U.S. oil production peaked in 1970s at about 9.6 million barrels per day. It dropped to 4.96 million barrels a day in 2008, the lowest production since the late 1940s. But since 2008, production has steadily climbed, reaching around 6 million barrels per day as the year ended and steadily moving upward.

The Energy Information Administration projected oil production will grow to 6.7 million barrels a day by 2020, and will remain above 6 million barrels daily through 2035. Because the transportation sector is growing more energy efficient, principally from new fuel mileage standards, oil consumption is expected to remain close to where it is today at less than 20 million barrels a day.

Oil imports are anticipated to fall to 37 percent of domestic supply by 2035, a level not seen since the 1980s. And when increasing domestic supplies of natural gas for transportation, manufacturing, and electrical generation are taken into account, the EIA predicts, overall fossil fuel imports will fall to 22 percent of supply, a level that the agency said is close to the national goal of achieving “energy security.”

It’s for those reasons  that in the State of the Union the president celebrated the highest levels of oil production in eight years, the lowest level of oil imports in 16 years, natural gas supplies that could last a century, and “a future where we’re in control of our own energy, and our security and prosperity aren’t so tied to unstable parts of the world.”

While the new supplies of oil and gas provide what clearly appears to be an economic reprieve, there’s little comfort in the environmental costs the boom is producing on land, water, and the climate.

In the last weeks of 2011 and first weeks of 2012, a flurry of reports produced by the Energy Department and prominent research institutions both confirmed the immensity of the oil and natural gas reserves that are opening around the nation, and the potential for considerable harm.

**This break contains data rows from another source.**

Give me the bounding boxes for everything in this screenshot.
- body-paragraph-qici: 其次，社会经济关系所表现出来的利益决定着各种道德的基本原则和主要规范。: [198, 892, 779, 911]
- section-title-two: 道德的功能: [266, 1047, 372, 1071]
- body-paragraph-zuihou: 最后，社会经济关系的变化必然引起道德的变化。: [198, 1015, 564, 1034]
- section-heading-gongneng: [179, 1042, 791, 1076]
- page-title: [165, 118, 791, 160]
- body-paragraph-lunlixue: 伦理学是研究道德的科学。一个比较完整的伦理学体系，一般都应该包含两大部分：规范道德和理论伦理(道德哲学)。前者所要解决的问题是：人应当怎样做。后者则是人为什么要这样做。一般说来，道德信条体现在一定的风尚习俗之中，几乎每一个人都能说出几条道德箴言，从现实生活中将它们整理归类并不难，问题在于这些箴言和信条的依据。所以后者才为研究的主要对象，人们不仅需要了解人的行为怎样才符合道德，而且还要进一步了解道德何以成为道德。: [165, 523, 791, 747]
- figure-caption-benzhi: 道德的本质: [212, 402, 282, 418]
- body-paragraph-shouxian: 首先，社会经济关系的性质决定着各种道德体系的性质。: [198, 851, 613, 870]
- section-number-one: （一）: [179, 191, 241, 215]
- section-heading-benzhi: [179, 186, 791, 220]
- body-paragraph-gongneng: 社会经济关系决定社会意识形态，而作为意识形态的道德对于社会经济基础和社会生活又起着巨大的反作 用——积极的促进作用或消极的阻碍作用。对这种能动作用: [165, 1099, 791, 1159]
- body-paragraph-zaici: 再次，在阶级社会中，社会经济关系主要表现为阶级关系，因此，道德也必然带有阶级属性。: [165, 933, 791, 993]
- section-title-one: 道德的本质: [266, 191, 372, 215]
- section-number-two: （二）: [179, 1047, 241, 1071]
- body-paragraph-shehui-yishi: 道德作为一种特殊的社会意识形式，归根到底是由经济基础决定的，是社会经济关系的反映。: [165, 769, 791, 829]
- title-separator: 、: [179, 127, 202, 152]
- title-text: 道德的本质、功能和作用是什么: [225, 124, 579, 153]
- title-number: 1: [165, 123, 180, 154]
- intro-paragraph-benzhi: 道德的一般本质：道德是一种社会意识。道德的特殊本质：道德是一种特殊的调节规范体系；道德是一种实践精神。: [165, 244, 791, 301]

In November, a special panel of experts convened by the Department of Energy to advise the government on shale gas production urged the government to embrace a 20-step program to make the development safer for air and water. The advisory board was chaired by John M. Deutch, a former director of central intelligence in the Clinton administration, former acting assistant secretary of energy during the Carter administration, and a member of the faculty at the Massachusetts Institute of Technology since 1970. During a lecture last year at MIT, Deutch called the boom “the biggest energy story that’s happened in the 40-plus years that I’ve been watching energy development in this country.”

He’s not unaware, though, of the safety and environmental issues. The advisory committee called on the federal government to embrace the E.P.A.’s draft air quality rules, introduced in July and scheduled to be made final in April, and to support the EPA’s work eliminate the use of diesel fuel in fracking fluids.

In December, the Massachusetts Institute of Technology published a separate study on the effects of shale gas on the economy, and especially to innovation and manufacturing in the alternative energy economy. The study concluded that the huge reserves of natural gas “makes a big difference,” said Henry Jacoby, co-director emeritus of MIT’s Joint Program on the Science and Policy of Global Change, and co-author of the study, The Future of Natural Gas. “It helps lower gas prices, it stimulates the economy and it provides greater flexibility to ease the cutting of emissions. But it also suppresses renewables.”

“People speak of [natural] gas as a bridge to the future, but there had better be something at the other end of the bridge,” he said.

In mid-January, the Baker Institute at Rice University held a one-day energy conference in Houston that is a must-read, must-view for anybody interested in understanding the economic, environmental, and cultural dimensions of the energy surge.

Deutch summed up the promise and perils in a compelling talk that opened the day. “This morning,” he  said, “I wish to make three points to frame the discussion. First, the potential positive impacts of this increase are enormous, but as yet not fully appreciated by the public, business, and the nation’s political leadership. Second, we should be cautious in assuming that the appearance of such an opportunity will necessarily lead to a favorable outcome. There are significant environmental challenges.”

He added: “Absent serious action to reduce the environmental impact, not just talk about the need for such action, we run the risk of losing the public’s confidence in this technology and delaying or prohibiting its growth. Third, the U.S. government should adjust its policies, and industry should adjust its practices to maximize the benefits of this welcome new energy opportunity. Unfortunately, my impression is that neither government nor business is doing what needs to be done.”